Maximizing Ink in Partial Edge Drawings of k-plane Graphs

TL;DR

This paper investigates the computational complexity of maximizing ink in partial edge drawings of k-plane graphs, proving NP-hardness for certain cases and providing efficient algorithms for graphs with bounded treewidth.

Contribution

It establishes NP-hardness for ink maximization in 3-plane and 4-plane graphs and offers efficient algorithms for graphs with intersection graphs of bounded treewidth.

Findings

NP-hardness for 3-plane and 4-plane graphs.

Efficient algorithms for graphs with bounded treewidth.
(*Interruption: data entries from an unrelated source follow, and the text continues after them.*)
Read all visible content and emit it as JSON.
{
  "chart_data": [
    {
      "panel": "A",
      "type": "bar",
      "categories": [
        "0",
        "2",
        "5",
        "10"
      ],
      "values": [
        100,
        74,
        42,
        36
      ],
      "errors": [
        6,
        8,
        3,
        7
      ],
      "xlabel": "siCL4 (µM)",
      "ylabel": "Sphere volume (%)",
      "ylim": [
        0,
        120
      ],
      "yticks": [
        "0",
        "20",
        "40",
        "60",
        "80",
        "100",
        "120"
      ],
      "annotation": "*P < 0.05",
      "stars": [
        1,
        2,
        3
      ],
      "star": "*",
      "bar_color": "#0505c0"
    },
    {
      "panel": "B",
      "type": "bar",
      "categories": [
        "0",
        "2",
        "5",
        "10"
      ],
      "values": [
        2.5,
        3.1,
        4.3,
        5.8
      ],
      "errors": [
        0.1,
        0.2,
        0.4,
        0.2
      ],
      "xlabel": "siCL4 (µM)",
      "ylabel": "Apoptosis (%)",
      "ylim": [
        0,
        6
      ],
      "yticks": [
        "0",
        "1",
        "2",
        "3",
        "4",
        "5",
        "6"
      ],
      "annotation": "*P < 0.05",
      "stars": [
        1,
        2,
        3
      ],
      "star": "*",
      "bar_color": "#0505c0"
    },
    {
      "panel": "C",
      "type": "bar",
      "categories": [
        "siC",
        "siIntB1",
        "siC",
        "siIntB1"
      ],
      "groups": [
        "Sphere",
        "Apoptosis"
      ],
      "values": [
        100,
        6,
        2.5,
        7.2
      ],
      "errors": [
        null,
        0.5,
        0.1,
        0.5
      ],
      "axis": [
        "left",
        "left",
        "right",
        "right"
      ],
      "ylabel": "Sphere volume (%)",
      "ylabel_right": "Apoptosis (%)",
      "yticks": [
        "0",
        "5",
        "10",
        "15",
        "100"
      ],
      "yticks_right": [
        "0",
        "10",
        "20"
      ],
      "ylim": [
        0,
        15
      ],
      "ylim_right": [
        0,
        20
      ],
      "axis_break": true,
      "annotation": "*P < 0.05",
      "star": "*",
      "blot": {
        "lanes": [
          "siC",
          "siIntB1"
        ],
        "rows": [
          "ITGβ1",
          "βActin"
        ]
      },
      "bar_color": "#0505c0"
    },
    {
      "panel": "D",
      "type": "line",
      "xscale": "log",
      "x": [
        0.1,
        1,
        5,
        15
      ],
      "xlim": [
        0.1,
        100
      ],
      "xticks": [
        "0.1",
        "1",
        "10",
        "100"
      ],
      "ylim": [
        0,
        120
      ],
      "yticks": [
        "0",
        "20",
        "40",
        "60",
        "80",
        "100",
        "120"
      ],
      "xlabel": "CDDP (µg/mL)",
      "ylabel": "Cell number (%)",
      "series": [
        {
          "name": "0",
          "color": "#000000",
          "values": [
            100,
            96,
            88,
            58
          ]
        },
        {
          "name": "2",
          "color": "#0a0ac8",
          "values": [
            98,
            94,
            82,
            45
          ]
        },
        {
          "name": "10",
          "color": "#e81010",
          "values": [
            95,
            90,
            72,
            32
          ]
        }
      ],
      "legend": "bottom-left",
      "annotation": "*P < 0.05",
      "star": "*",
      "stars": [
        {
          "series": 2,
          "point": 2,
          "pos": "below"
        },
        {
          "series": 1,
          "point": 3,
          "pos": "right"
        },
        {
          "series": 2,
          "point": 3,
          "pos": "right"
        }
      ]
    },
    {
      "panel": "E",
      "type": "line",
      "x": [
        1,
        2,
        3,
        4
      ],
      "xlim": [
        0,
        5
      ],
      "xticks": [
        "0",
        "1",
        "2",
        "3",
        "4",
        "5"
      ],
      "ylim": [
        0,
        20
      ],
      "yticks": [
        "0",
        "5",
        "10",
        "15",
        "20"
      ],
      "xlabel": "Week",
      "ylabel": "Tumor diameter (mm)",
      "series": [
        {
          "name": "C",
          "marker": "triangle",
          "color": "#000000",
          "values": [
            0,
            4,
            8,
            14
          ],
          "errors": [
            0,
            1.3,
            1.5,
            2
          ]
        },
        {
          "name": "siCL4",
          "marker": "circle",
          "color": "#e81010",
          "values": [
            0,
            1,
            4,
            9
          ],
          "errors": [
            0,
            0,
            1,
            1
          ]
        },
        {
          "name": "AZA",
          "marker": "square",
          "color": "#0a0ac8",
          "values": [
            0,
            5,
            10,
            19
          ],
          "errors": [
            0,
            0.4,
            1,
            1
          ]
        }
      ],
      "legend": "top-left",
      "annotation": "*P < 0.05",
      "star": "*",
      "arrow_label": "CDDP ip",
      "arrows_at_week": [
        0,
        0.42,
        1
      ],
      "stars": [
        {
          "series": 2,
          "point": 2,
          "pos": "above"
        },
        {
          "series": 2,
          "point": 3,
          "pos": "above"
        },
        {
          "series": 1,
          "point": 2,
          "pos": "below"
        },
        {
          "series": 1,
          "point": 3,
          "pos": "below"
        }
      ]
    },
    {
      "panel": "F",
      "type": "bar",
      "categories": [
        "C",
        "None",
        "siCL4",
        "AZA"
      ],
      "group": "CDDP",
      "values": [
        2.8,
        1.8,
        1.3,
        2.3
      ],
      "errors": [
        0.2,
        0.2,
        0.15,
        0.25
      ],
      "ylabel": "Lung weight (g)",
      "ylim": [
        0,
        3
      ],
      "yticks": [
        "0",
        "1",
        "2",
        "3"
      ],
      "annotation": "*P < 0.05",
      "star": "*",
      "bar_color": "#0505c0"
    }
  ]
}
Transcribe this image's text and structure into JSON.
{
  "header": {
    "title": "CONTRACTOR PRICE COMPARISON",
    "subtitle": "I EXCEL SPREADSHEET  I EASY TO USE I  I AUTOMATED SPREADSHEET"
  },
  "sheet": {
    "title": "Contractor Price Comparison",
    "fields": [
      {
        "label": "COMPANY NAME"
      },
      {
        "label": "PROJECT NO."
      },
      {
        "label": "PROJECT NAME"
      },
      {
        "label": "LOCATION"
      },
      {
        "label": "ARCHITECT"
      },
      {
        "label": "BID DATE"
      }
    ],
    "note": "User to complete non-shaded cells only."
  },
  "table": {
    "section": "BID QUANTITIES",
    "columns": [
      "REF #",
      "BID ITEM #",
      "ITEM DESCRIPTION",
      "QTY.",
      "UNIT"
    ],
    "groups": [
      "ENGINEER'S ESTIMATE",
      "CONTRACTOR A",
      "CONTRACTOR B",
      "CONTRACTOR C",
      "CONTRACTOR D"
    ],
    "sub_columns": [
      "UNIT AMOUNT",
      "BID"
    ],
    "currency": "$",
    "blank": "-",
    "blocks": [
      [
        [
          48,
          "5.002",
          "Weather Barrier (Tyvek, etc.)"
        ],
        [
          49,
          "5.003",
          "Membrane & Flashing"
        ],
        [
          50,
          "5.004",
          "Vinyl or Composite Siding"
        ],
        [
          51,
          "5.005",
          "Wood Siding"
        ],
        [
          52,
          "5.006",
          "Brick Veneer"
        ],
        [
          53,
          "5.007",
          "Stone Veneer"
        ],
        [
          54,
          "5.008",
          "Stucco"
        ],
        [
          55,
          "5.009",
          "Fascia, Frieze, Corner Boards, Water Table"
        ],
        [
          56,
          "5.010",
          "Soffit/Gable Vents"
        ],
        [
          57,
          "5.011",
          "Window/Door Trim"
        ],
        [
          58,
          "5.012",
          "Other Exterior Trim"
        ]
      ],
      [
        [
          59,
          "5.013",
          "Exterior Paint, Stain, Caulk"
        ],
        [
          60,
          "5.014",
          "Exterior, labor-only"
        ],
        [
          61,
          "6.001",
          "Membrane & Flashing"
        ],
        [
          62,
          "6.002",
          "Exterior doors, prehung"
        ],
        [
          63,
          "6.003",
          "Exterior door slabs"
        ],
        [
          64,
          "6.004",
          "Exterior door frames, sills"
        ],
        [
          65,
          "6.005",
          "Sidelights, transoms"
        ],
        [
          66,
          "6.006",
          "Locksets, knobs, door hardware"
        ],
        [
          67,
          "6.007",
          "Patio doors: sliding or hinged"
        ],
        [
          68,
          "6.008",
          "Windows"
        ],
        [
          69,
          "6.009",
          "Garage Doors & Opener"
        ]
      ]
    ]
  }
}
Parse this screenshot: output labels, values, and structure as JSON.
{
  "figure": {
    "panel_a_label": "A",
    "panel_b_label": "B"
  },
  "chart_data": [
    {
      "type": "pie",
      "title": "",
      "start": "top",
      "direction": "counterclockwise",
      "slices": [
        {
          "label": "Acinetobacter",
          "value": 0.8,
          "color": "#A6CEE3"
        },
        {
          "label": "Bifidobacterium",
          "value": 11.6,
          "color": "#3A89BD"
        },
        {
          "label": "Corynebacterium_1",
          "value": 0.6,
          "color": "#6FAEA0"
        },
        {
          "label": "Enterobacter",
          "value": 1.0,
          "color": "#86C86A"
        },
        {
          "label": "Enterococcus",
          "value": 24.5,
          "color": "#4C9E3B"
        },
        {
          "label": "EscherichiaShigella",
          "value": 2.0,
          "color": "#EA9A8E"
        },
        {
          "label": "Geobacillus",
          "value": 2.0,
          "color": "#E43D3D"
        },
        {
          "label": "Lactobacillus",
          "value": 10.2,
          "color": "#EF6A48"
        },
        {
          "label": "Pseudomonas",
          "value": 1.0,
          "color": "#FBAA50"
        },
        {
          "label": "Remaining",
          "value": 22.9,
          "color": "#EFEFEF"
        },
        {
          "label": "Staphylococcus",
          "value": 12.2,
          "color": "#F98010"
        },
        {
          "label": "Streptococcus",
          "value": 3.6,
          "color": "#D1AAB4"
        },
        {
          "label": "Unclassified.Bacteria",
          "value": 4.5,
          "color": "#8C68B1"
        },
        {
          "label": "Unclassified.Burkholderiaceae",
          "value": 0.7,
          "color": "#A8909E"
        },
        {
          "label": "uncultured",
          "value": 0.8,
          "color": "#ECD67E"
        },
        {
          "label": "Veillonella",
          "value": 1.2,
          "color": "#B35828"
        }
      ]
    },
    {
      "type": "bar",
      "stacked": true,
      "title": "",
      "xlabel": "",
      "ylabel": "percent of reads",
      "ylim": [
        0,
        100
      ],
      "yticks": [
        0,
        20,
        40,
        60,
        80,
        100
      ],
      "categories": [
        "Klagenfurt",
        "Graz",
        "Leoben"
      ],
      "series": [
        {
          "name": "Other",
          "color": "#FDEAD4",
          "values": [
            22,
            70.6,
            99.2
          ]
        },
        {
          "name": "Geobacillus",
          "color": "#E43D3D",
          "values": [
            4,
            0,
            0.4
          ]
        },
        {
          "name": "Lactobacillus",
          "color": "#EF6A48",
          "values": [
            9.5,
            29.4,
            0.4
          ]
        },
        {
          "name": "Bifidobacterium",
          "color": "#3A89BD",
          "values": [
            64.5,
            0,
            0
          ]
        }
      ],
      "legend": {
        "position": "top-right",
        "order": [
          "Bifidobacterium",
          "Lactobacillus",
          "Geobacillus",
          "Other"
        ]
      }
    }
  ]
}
Experimental evaluation of the algorithms.

Abstract

Partial edge drawing (PED) is a drawing style for non-planar graphs, in which edges are drawn only partially as pairs of opposing stubs on the respective end-vertices. In a PED, by erasing the central parts of edges, all edge crossings and the resulting visual clutter are hidden in the undrawn parts of the edges. In symmetric partial edge drawings (SPEDs), the two stubs of each edge are required to have the same length. It is known that maximizing the ink (or the total stub length) when transforming a straight-line graph drawing with crossings into a SPED is tractable for 2-plane input drawings, but NP-hard for unrestricted inputs. We show that the problem remains NP-hard even for 3-plane input drawings and establish NP-hardness of ink maximization for PEDs of 4-plane graphs. Yet, for k-plane input drawings whose edge intersection graph forms a collection of trees or, more generally, whose intersection graph has bounded treewidth, we present efficient algorithms for computing maximum-ink PEDs and SPEDs. We implemented the treewidth-based algorithms and show a brief experimental evaluation.